The challenge has taken him to a string of recent speaking engagements that dissect lyricism and music. This run began when GZA was asked to speak at Harvard (“At first I was saying to myself, ‘damn what am I going there to talk about?’”) and has included radio conversations with professional thinkers like Neil deGrasse Tyson.

GZA says his “Science of Hip-Hop” talks have unfolded naturally from his musician’s process: “Every time I do an album I think of the concept to attach to that album, so that album can be like an epic poem.” He found that outlining this process doubled as a sort of class on the genre, and especially because he has a burgeoning interest in physics. He liked that.

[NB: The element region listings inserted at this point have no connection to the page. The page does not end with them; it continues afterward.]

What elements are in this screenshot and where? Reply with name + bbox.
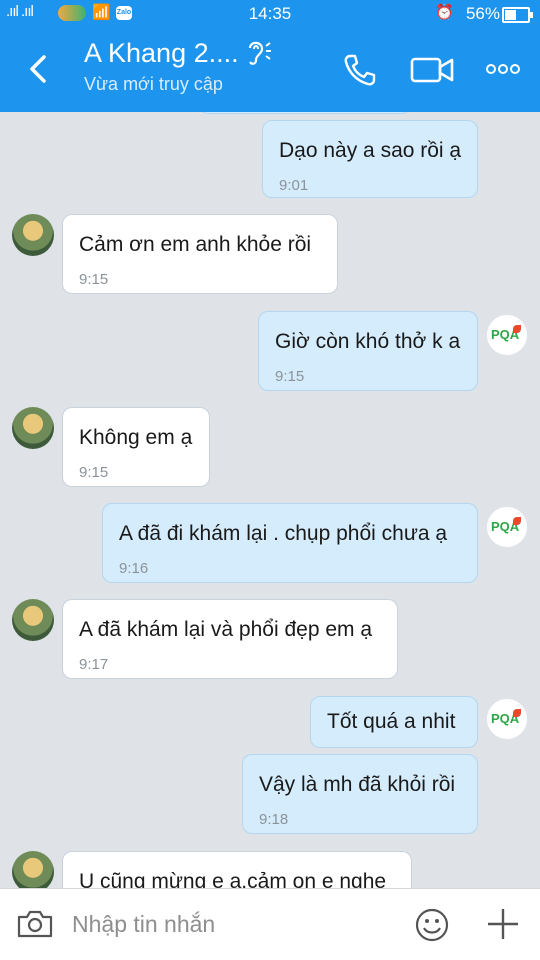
- status-bar: .ııl .ııl 📶 Zalo 14:35 ⏰ 56%: [0, 0, 540, 28]
- message-bubble-out[interactable]: Tốt quá a nhit: [310, 696, 478, 748]
- message-bubble-in[interactable]: Không em ạ 9:15: [62, 407, 210, 487]
- back-arrow-icon[interactable]: [26, 54, 50, 84]
- message-bubble-partial: [200, 112, 410, 114]
- alarm-icon: ⏰: [435, 4, 454, 21]
- message-text: A đã khám lại và phổi đẹp em ạ: [79, 618, 373, 641]
- my-avatar[interactable]: PQA: [486, 506, 528, 548]
- pqa-leaf-icon: [513, 517, 521, 525]
- pqa-leaf-icon: [513, 709, 521, 717]
- contact-avatar[interactable]: [12, 851, 54, 888]
- status-time: 14:35: [248, 4, 292, 23]
- message-input-bar: Nhập tin nhắn: [0, 888, 540, 960]
- message-text: Cảm ơn em anh khỏe rồi: [79, 233, 312, 256]
- message-input[interactable]: Nhập tin nhắn: [72, 911, 215, 938]
- message-bubble-in[interactable]: A đã khám lại và phổi đẹp em ạ 9:17: [62, 599, 398, 679]
- message-time: 9:16: [119, 560, 149, 577]
- emoji-icon[interactable]: [414, 907, 450, 943]
- contact-avatar[interactable]: [12, 407, 54, 449]
- message-bubble-out[interactable]: A đã đi khám lại . chụp phổi chưa ạ 9:16: [102, 503, 478, 583]
- message-bubble-in[interactable]: Cảm ơn em anh khỏe rồi 9:15: [62, 214, 338, 294]
- contact-avatar[interactable]: [12, 214, 54, 256]
- message-time: 9:15: [275, 368, 305, 385]
- message-text: U cũng mừng e ạ,cảm on e nghe: [79, 870, 387, 888]
- message-time: 9:17: [79, 656, 109, 673]
- ear-icon: [248, 41, 271, 65]
- message-text: A đã đi khám lại . chụp phổi chưa ạ: [119, 522, 448, 545]
- more-options-icon[interactable]: [486, 62, 520, 76]
- camera-icon[interactable]: [16, 909, 54, 939]
- video-call-icon[interactable]: [410, 54, 454, 86]
- message-time: 9:18: [259, 811, 289, 828]
- battery-level: [505, 10, 516, 20]
- phone-call-icon[interactable]: [342, 52, 378, 88]
- pqa-leaf-icon: [513, 325, 521, 333]
- chat-header: A Khang 2.... Vừa mới truy cập: [0, 28, 540, 112]
- message-bubble-out[interactable]: Vậy là mh đã khỏi rồi 9:18: [242, 754, 478, 834]
- battery-percent: 56%: [465, 4, 500, 23]
- message-time: 9:01: [279, 177, 309, 194]
- plus-icon[interactable]: [486, 907, 520, 941]
- message-bubble-out[interactable]: Dạo này a sao rồi ạ 9:01: [262, 120, 478, 198]
- message-bubble-out[interactable]: Giờ còn khó thở k a 9:15: [258, 311, 478, 391]
- message-text: Vậy là mh đã khỏi rồi: [259, 773, 456, 796]
- message-bubble-in[interactable]: U cũng mừng e ạ,cảm on e nghe: [62, 851, 412, 888]
- message-time: 9:15: [79, 271, 109, 288]
- message-text: Dạo này a sao rồi ạ: [279, 139, 462, 162]
- message-time: 9:15: [79, 464, 109, 481]
- my-avatar[interactable]: PQA: [486, 314, 528, 356]
- message-text: Không em ạ: [79, 426, 193, 449]
- contact-status: Vừa mới truy cập: [84, 74, 223, 94]
- contact-name[interactable]: A Khang 2....: [84, 38, 239, 69]
- contact-avatar[interactable]: [12, 599, 54, 641]
- message-text: Tốt quá a nhit: [327, 710, 456, 733]
- my-avatar[interactable]: PQA: [486, 698, 528, 740]
- message-list[interactable]: Dạo này a sao rồi ạ 9:01 Cảm ơn em anh k…: [0, 112, 540, 888]
- message-text: Giờ còn khó thở k a: [275, 330, 461, 353]
- battery-icon: [502, 7, 533, 23]
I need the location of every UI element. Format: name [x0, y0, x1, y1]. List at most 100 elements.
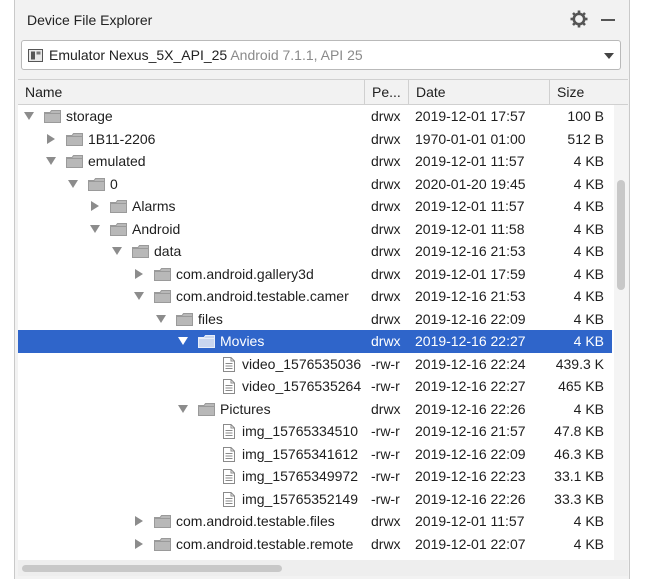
name-cell: Pictures: [18, 398, 364, 421]
folder-icon: [154, 267, 171, 281]
file-icon: [223, 446, 235, 462]
table-row[interactable]: com.android.testable.remote drwx 2019-12-0…: [18, 533, 612, 556]
folder-icon: [110, 222, 127, 236]
file-name: Pictures: [220, 400, 271, 417]
folder-icon: [176, 312, 193, 326]
expand-open-icon[interactable]: [46, 157, 56, 165]
size-cell: 4 KB: [573, 310, 604, 327]
permissions-cell: drwx: [371, 333, 401, 349]
date-cell: 2019-12-16 22:09: [415, 445, 526, 462]
size-cell: 4 KB: [573, 400, 604, 417]
horizontal-scrollbar[interactable]: [18, 560, 628, 576]
table-row[interactable]: files drwx 2019-12-16 22:09 4 KB: [18, 308, 612, 331]
date-cell: 2020-01-20 19:45: [415, 175, 526, 192]
permissions-cell: -rw-r: [371, 355, 400, 372]
name-cell: 0: [18, 173, 364, 196]
table-row[interactable]: img_15765349972 -rw-r 2019-12-16 22:23 33.1…: [18, 465, 612, 488]
folder-icon: [198, 402, 215, 416]
file-icon: [223, 469, 235, 484]
permissions-cell: drwx: [371, 153, 401, 169]
vertical-scrollbar[interactable]: [614, 105, 628, 560]
vertical-scroll-thumb[interactable]: [617, 180, 625, 290]
permissions-cell: drwx: [371, 198, 401, 214]
table-row[interactable]: img_15765341612 -rw-r 2019-12-16 22:09 46.3…: [18, 443, 612, 466]
table-row[interactable]: Pictures drwx 2019-12-16 22:26 4 KB: [18, 398, 612, 421]
horizontal-scroll-thumb[interactable]: [22, 565, 282, 572]
name-cell: 1B11-2206: [18, 128, 364, 151]
table-row[interactable]: Movies drwx 2019-12-16 22:27 4 KB: [18, 330, 612, 353]
folder-icon: [154, 290, 171, 303]
column-header-size[interactable]: Size: [549, 80, 612, 104]
table-row[interactable]: data drwx 2019-12-16 21:53 4 KB: [18, 240, 612, 263]
table-row[interactable]: com.android.testable.camer drwx 2019-12-16…: [18, 285, 612, 308]
name-cell: storage: [18, 105, 364, 128]
name-cell: img_15765341612: [18, 443, 364, 466]
size-cell: 33.3 KB: [554, 490, 604, 507]
expand-closed-icon[interactable]: [91, 201, 99, 211]
expand-open-icon[interactable]: [178, 404, 188, 413]
size-cell: 4 KB: [573, 535, 604, 552]
name-cell: emulated: [18, 150, 364, 173]
folder-icon: [110, 200, 127, 213]
date-cell: 2019-12-01 11:57: [415, 198, 525, 214]
table-row[interactable]: 0 drwx 2020-01-20 19:45 4 KB: [18, 173, 612, 196]
device-file-explorer-panel: Device File Explorer Emulator Nexus_5X_A…: [14, 0, 630, 579]
table-row[interactable]: Alarms drwx 2019-12-01 11:57 4 KB: [18, 195, 612, 218]
size-cell: 47.8 KB: [554, 423, 604, 439]
column-header-permissions[interactable]: Pe...: [364, 80, 408, 104]
folder-icon: [44, 110, 61, 123]
device-selector[interactable]: Emulator Nexus_5X_API_25 Android 7.1.1, …: [21, 40, 621, 70]
table-row[interactable]: 1B11-2206 drwx 1970-01-01 01:00 512 B: [18, 128, 612, 151]
expand-open-icon[interactable]: [156, 314, 166, 323]
file-name: Alarms: [132, 198, 176, 214]
expand-closed-icon[interactable]: [135, 268, 143, 279]
device-bar: Emulator Nexus_5X_API_25 Android 7.1.1, …: [15, 38, 629, 74]
column-header-name[interactable]: Name: [18, 80, 364, 104]
table-row[interactable]: Android drwx 2019-12-01 11:58 4 KB: [18, 218, 612, 241]
file-name: img_15765349972: [242, 468, 358, 484]
file-name: storage: [66, 108, 113, 124]
expand-open-icon[interactable]: [178, 337, 188, 345]
permissions-cell: drwx: [371, 400, 401, 417]
table-row[interactable]: storage drwx 2019-12-01 17:57 100 B: [18, 105, 612, 128]
folder-icon: [154, 515, 171, 528]
file-name: Android: [132, 220, 181, 237]
expand-open-icon[interactable]: [68, 179, 78, 188]
permissions-cell: -rw-r: [371, 490, 400, 507]
gear-icon[interactable]: [570, 10, 588, 28]
size-cell: 46.3 KB: [554, 445, 604, 462]
permissions-cell: drwx: [371, 513, 401, 529]
date-cell: 2019-12-16 22:24: [415, 355, 526, 372]
file-name: com.android.testable.remote: [176, 535, 354, 552]
file-name: com.android.gallery3d: [176, 265, 314, 282]
panel-title-bar: Device File Explorer: [15, 0, 629, 38]
expand-open-icon[interactable]: [90, 224, 100, 233]
date-cell: 2019-12-01 22:07: [415, 535, 526, 552]
table-row[interactable]: com.android.gallery3d drwx 2019-12-01 17:5…: [18, 263, 612, 286]
table-row[interactable]: video_1576535264 -rw-r 2019-12-16 22:27 465…: [18, 375, 612, 398]
date-cell: 2019-12-16 22:26: [415, 490, 526, 507]
size-cell: 465 KB: [558, 378, 604, 394]
size-cell: 4 KB: [573, 220, 604, 237]
file-tree-rows: storage drwx 2019-12-01 17:57 100 B 1B11-220…: [18, 105, 612, 555]
file-name: video_1576535264: [242, 378, 362, 394]
table-row[interactable]: img_15765334510 -rw-r 2019-12-16 21:57 47.8…: [18, 420, 612, 443]
file-tree-table: Name Pe... Date Size storage drwx 2019-12-…: [18, 79, 628, 560]
expand-closed-icon[interactable]: [135, 516, 143, 526]
folder-icon: [154, 537, 171, 551]
name-cell: Alarms: [18, 195, 364, 218]
minimize-icon[interactable]: [601, 19, 615, 21]
expand-open-icon[interactable]: [112, 247, 122, 255]
column-header-date[interactable]: Date: [408, 80, 549, 104]
table-row[interactable]: video_1576535036 -rw-r 2019-12-16 22:24 439…: [18, 353, 612, 376]
expand-open-icon[interactable]: [134, 292, 144, 300]
folder-icon: [66, 155, 83, 168]
table-row[interactable]: img_15765352149 -rw-r 2019-12-16 22:26 33.3…: [18, 488, 612, 511]
expand-closed-icon[interactable]: [135, 538, 143, 549]
date-cell: 2019-12-16 21:53: [415, 243, 526, 259]
chevron-down-icon[interactable]: [604, 53, 614, 59]
table-row[interactable]: emulated drwx 2019-12-01 11:57 4 KB: [18, 150, 612, 173]
expand-closed-icon[interactable]: [47, 133, 55, 144]
table-row[interactable]: com.android.testable.files drwx 2019-12-01…: [18, 510, 612, 533]
expand-open-icon[interactable]: [24, 112, 34, 120]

“You can teach while you entertain,” GZA says “It makes the service even greater.”

And while you’ll love the Wu-Tang happy hour or Friday night’s classic album reconstruction, GZA is going to keep tinkering in the garage. In fact he says he’s working on an album called “Dark Matter,” inspired by science and his speaking engagements, set for a 2016 release. His chief partner for this venture? Greek composer Vangelis, who scored “Bladerunner” and “Chariots of Fire.”

“It just came together naturally,” GZA says of the Vangelis project. “Worked in Paris. We spoke several days. We’re gonna see.”